As early as 1625, the Dutch West India Company imported kidnapped Africans to clear foliage in what was then New Amsterdam to make way for the colonizers’ communities. They also built an earthen wall on the island’s southern area to ward off retaliating indigenous inhabitants who previously populated the area and were attempting to regain it. During the 1640s, a wooden picket and plank-fortified fence was erected, with a strengthened 12-foot-high wall soon following. By 1685, Wall Street was officially laid out.
“Since the founding of New York City and the establishment of a colony with a protective wall, the main objective was trade,” stated Jeffries. “They set up the wall to protect their colony, and it became the auction place for the indentured servants and enslaved Africans.”
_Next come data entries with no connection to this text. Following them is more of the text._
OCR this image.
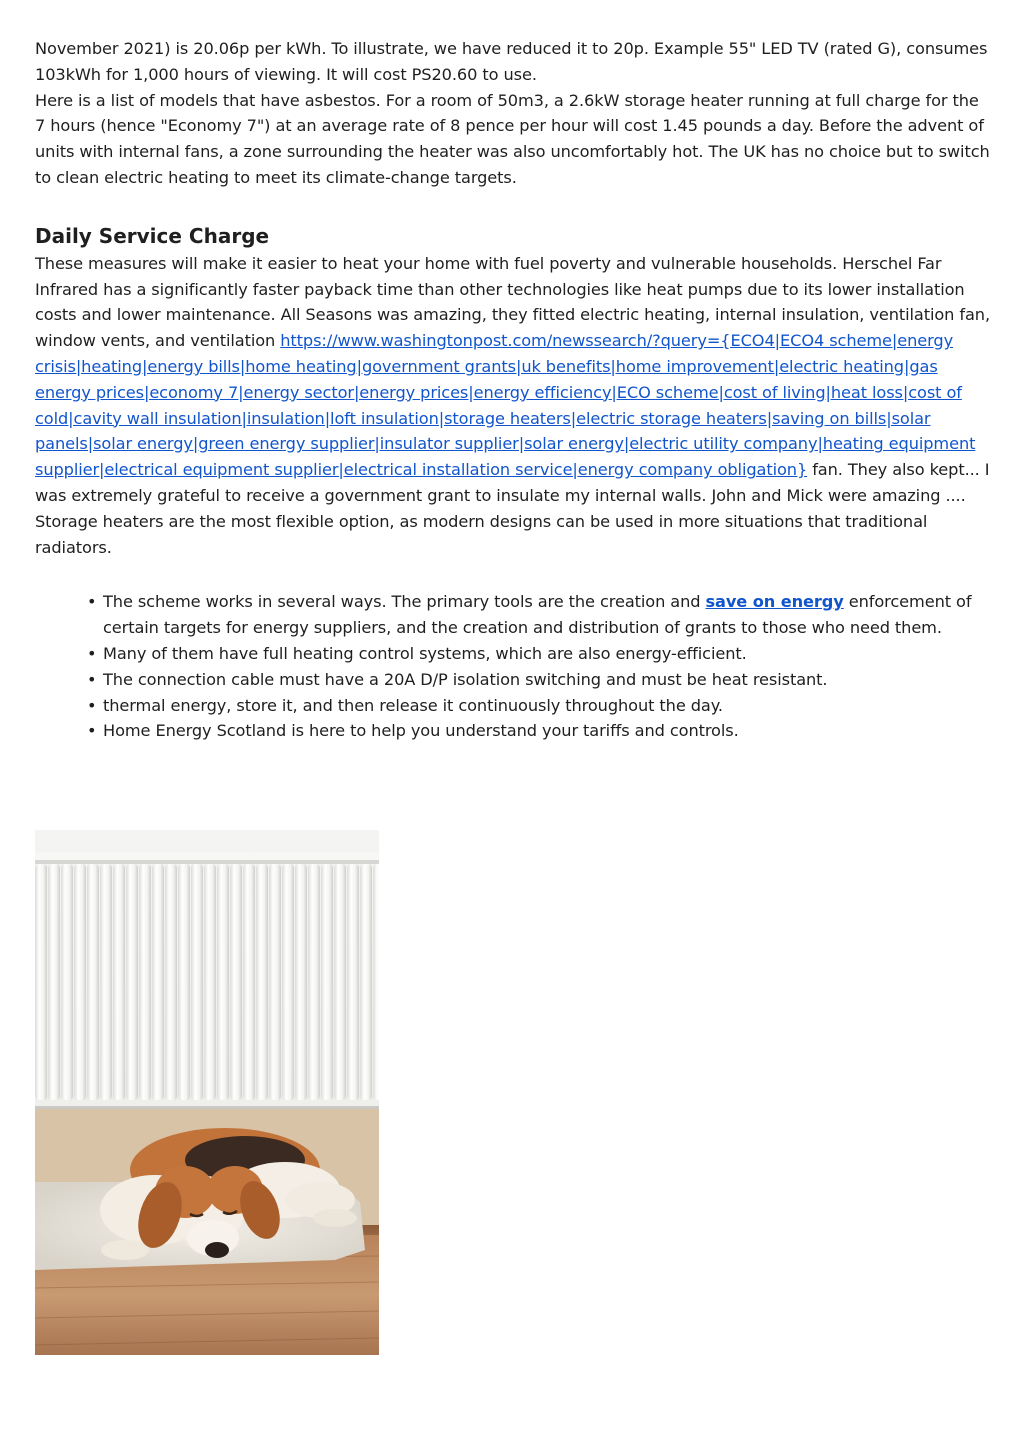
November 2021) is 20.06p per kWh. To illustrate, we have reduced it to 20p. Example 55" LED TV (rated G), consumes 103kWh for 1,000 hours of viewing. It will cost PS20.60 to use.

Here is a list of models that have asbestos. For a room of 50m3, a 2.6kW storage heater running at full charge for the 7 hours (hence "Economy 7") at an average rate of 8 pence per hour will cost 1.45 pounds a day. Before the advent of units with internal fans, a zone surrounding the heater was also uncomfortably hot. The UK has no choice but to switch to clean electric heating to meet its climate-change targets.

Daily Service Charge

These measures will make it easier to heat your home with fuel poverty and vulnerable households. Herschel Far Infrared has a significantly faster payback time than other technologies like heat pumps due to its lower installation costs and lower maintenance. All Seasons was amazing, they fitted electric heating, internal insulation, ventilation fan, window vents, and ventilation https://www.washingtonpost.com/newssearch/?query={ECO4|ECO4 scheme|energy crisis|heating|energy bills|home heating|government grants|uk benefits|home improvement|electric heating|gas energy prices|economy 7|energy sector|energy prices|energy efficiency|ECO scheme|cost of living|heat loss|cost of cold|cavity wall insulation|insulation|loft insulation|storage heaters|electric storage heaters|saving on bills|solar panels|solar energy|green energy supplier|insulator supplier|solar energy|electric utility company|heating equipment supplier|electrical equipment supplier|electrical installation service|energy company obligation} fan. They also kept... I was extremely grateful to receive a government grant to insulate my internal walls. John and Mick were amazing .... Storage heaters are the most flexible option, as modern designs can be used in more situations that traditional radiators.

• The scheme works in several ways. The primary tools are the creation and save on energy enforcement of certain targets for energy suppliers, and the creation and distribution of grants to those who need them.
• Many of them have full heating control systems, which are also energy-efficient.
• The connection cable must have a 20A D/P isolation switching and must be heat resistant.
• thermal energy, store it, and then release it continuously throughout the day.
• Home Energy Scotland is here to help you understand your tariffs and controls.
On Dec. 13, 1711, the Common Council approved Wall Street as New York City’s first official slave market, passing a law stating, “That all [Black] and Indian slaves that are let out to hire within this city do take up their standing in order to be hired at the market house at the Wall Street Slip until such time as they are hired, whereby all persons may know where to hire slaves as their occasions shall require and also masters discover when their slaves are so hired and all the inhabitants of this city are to take notice hereof accordingly.”
Other European countries eventually got involved, and for approximately two centuries, slave ships docked where South Street Seaport currently sits, unloading human cargo to be auctioned off at Wall Street’s slave market between Pearl and Water streets.
Many Africans arrived through this port from the Motherland and Caribbean only to be redistributed to other parts of North America. Numerous local businesses participated and profited royally from the bustling business of human trafficking. By the late 1700s, only Charleston, S.C.’s slave market was busier than New York City’s. On April 30, 1789, slave maker and plantation owner George Washington was sworn in as the country’s first president at Wall Street’s Federal Hall.
The imperialistic practice of auctioning kidnapped Africans continued through 1827, with the enormous proceeds gained heavily influencing the city’s economy, politics and socialization. Simultaneously, it established New York as the “Empire State” and propelled the country’s industrial revolution.
Analysts contend that many of the banking, insurance and shipping companies that profited enormously from their facilitation owe reparations to the descendants of those ancestors whose blood, sweat and tears laid down the foundation of their now multimillion-dollar corporations.
Jeffries concludes, “The role the Wall Street slave market played is essential to what the nation’s economy became. They’re the beginning of the capitalist corporations that later come out of the slave systems.”